Friday, November 13, 2015

A variety of styles aids my writing

After hours of searching, I grew discouraged. I didn't think it would be so hard to find a long magazine story related to heroin and addiction. Lucky for me, I found one from a magazine and another from a newspaper. Bethesda Magazine, a publication I wasn't aware of until this week, and the New York Times published articles related to heroin. Bethesda featured moms who lost children to overdose while the Times focused on how white families affected by addiction are changing the conversation. It couldn't hurt to read two different styles related to the same topic.
I started with the Times article "In Heroin Crisis, White Families Seek Gentler War on Drugs" for the sources. Some are out of my reach, like the director of the White House Office of National Drug Control Policy. Others like Eric Adams, the former narcotics detective, are more within my grasp.
I thought there was a slight disconnect between the article and the headline. While it is mentioned that white addicts now experience compassion when years prior black addicts were jailed, I feel the emphasis is on lack of treatment centers and how to combat that. Kimberlé Williams Crenshaw mentions how treating blacks with such compassion back then could have prevented "the devastating impact of mass incarceration." I see a story in that. Why didn't black families feel empowered enough to challenge the policy around drug use? It bothers me that addiction had to invade powerful white families before change happened.

Because the Times article is a newspaper story, it's a dryer read. But that's good in my case. As I read through, I was making mental notes where an anecdote, scene or more detail would transform it into a magazine story. Then I switched to the regional magazine story.

Bethesda Magazine's "A Mother's Heartbreak: Heroin's Toll in Montgomery County" uses the faces of about five mothers and their children to demonstrate the rise of the heroin problem in one county. What seems like a daunting task to me became a lovely magazine story. The mothers meet as a support group. Some are connected through their now-deceased children. Using five random moms who each lost a kid to addiction wouldn't be as effective; the story wouldn't flow well.

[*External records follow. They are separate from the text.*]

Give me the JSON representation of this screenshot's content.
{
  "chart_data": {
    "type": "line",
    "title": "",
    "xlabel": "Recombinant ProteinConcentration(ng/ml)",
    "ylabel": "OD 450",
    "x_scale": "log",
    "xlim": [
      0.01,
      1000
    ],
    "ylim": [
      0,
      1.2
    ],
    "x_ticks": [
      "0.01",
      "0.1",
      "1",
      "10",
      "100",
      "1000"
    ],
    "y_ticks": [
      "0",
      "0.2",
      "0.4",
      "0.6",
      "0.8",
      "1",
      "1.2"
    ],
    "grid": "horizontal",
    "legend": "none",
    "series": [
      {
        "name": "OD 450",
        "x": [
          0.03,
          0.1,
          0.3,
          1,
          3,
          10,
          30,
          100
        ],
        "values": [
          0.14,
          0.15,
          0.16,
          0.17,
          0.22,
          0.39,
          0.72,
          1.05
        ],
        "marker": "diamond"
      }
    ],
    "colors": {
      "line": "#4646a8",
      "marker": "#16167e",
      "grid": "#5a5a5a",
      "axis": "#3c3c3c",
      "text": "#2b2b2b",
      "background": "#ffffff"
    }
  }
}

The writer, Cindy Rich, uses scenes that have an emotional impact. Rich recreates the 911 phone call in which a mom is desperately trying to keep her son alive while the paramedics rush to the house. In another, one mom asks another how she's doing. She doesn't know why she bothers asking when she knows the answer. I hope I can recreate some powerful scenes when I write my long story. My focus going forward in my reporting is detail. Detail to hold the story upright and leave readers feeling something.